L’amélioration des conditions d’accueil des personnes les plus défavorisées fait partie des priorités affichées par le gouvernement, qui est allé jusqu’à promouvoir des politiques dites du « logement d’abord » privilégiant l’accès à un logement pérenne et autonome plutôt qu’à des formes d’hébergement plus ou moins institutionnelles, mais souvent précaires. Toutefois, face à l’arrivée de personnes migrantes temporairement ou durablement en situation irrégulière, la question des modalités d’accueil décentes reste d’une actualité brûlante et suscite des initiatives souvent innovantes (occupation temporaire de friches foncières ou immobilières, nouveaux modes constructifs modulaires) et des débats locaux parfois très vifs[1]. Mais là où l’offre d’hébergement reste insuffisante, l’actualité nous rappelle avec régularité le caractère insupportable des conditions d’accueil de ces populations marquées par la précarité. L’incendie de l’hôtel Paris-Opéra reste gravé dans bien des mémoires.
Dans la nuit du 14 au 15 avril 2005, dans le IXè arrondissement de Paris, un hôtel qui héberge des familles prises en charge par le Samu social brûle. Vingt-quatre personnes, dont onze enfants, perdent la vie et cinquante-quatre personnes sont blessées. À travers le récit de ce fait divers par ses victimes, Claire Lévy-Vroelant – professeure de sociologie à l’Université Paris VIII, spécialiste de l’habitat – lève une partie du voile sur les dysfonctionnements du système de l’hébergement d’urgence et les conditions de vie imposées aux personnes en situation irrégulière mais aussi sur les mobilisations collectives et la défense des droits des plus précaires. En cela, l’ouvrage vient nourrir de façon salutaire un débat public aux termes trop souvent quantitatifs, se concentrant sur les budgets et le nombre de « places » et n’évoquant que peu des questions telles que la gestion des structures d’hébergement ou la protection de la dignité des personnes hébergées.

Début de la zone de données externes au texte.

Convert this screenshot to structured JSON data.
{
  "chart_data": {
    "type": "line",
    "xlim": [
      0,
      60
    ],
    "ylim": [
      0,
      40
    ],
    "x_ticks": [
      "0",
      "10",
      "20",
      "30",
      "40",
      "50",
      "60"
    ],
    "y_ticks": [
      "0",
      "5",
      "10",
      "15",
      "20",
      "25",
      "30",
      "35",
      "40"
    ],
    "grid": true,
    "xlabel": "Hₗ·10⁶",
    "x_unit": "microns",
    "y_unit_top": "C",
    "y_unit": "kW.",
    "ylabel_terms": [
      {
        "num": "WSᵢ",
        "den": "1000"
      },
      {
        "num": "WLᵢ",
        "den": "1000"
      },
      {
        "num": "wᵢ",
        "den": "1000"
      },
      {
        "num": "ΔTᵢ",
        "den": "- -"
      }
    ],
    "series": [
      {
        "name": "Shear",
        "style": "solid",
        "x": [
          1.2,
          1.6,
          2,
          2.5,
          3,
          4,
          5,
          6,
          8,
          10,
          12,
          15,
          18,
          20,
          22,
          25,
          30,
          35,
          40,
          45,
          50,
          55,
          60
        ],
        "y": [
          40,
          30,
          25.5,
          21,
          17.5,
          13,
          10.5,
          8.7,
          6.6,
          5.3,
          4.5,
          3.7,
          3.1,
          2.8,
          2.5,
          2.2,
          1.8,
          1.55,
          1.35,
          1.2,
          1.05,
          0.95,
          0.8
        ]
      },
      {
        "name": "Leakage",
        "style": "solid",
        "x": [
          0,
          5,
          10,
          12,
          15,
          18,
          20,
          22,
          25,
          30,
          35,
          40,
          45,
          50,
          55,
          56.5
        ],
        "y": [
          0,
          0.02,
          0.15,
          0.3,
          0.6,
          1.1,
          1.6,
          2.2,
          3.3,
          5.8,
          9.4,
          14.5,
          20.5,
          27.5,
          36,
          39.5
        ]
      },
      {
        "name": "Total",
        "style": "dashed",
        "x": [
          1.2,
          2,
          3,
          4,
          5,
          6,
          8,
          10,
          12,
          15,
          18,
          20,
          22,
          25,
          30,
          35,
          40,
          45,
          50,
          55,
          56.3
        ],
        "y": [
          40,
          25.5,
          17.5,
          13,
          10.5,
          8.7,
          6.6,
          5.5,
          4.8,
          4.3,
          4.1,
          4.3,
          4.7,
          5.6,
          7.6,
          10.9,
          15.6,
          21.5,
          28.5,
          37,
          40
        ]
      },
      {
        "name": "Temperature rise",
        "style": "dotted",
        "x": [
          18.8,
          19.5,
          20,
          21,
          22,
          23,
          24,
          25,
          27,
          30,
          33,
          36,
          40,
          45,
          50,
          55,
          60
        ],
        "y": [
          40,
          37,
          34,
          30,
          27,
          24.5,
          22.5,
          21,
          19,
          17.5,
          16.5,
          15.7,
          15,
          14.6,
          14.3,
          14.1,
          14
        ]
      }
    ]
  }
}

Ce petit livre gris, au graphisme minimaliste très soigné, ne ressemble pas à un ouvrage scientifique. L’originalité de la forme reflète l’originalité du contenu, car si cet ouvrage est bien le fruit du travail d’une sociologue, il a été écrit « autrement que sous la forme canonique de l’analyse sociologique » (p. 25). En effet, le choix a été fait de mettre au centre du livre les récits de personnes ayant survécu à l’incendie de l’hôtel dans le but de « laisser aux acteurs la responsabilité de la prise de parole et l’entièreté de son espace » (p. 26). Ainsi, les récits couvrent plus de 400 pages sur les 477 que compte l’ouvrage.
De la lecture des récits, on retient d’abord leur forte charge émotionnelle. La description de l’horreur de l’incendie et l’expression de la douleur du traumatisme et du deuil rendent la lecture intense et difficile. Mais la parole des victimes présente une dimension politique, que l’auteure s’attache à analyser succinctement en introduction. Elle souligne d’abord la puissance du groupe et l’importance décisive de la solidarité (création d’une association, organisation de commémorations). Les récits révèlent aussi un système du mal logement, dont le principe de « mise à l’abri » est à haut risque car il est placé sous le signe de la dépendance. Les témoins formulent enfin la revendication d’un « plus jamais ça » et la nécessité de réviser les politiques migratoires, à l’instar de Diabou Sylla qui explique : « Je suis là pour ce que j’ai vécu. C’est très important que ce que j’ai vécu soit connu, pour que ça ne se répète plus dans un autre endroit. » (p. 282). Cet ouvrage a donc pour but de susciter une prise de conscience aussi bien chez les citoyens que les décideurs administratifs et politiques, en dépassant une vision administrative de la question, que le débat public reflète bien souvent en se cristallisant autour du nombre de « places », sans s’intéresser aux conditions de vie réelles des personnes hébergées.
Il ne faut donc pas chercher dans L’incendie de l’hôtel Paris-Opéra une analyse socio-historique, technique ou économique du système de l’hébergement d’urgence. D’autres ouvrages – que l’auteure mentionne et qu’elle a co-écrits pour certains[2] – ont déjà proposé un tel travail. Bien au contraire, c’est dans sa manière sensible (et politique) de révéler les conséquences humaines des manquements et des dysfonctionnements des politiques sociales et migratoires que réside tout l’intérêt du livre de Claire Lévy-Vroelant.
[1] On se souvient des résistances opposées à l’implantation d’un centre d’hébergement d’urgence en lisière du bois de Boulogne
[2] Notamment Le logement précaire en Europe. Aux marges du palais
de V. Laflamme, C. Levy-Vroelant, D. Robertson et J. Smyth (dir.), 2007, L’Harmattan, 433 p.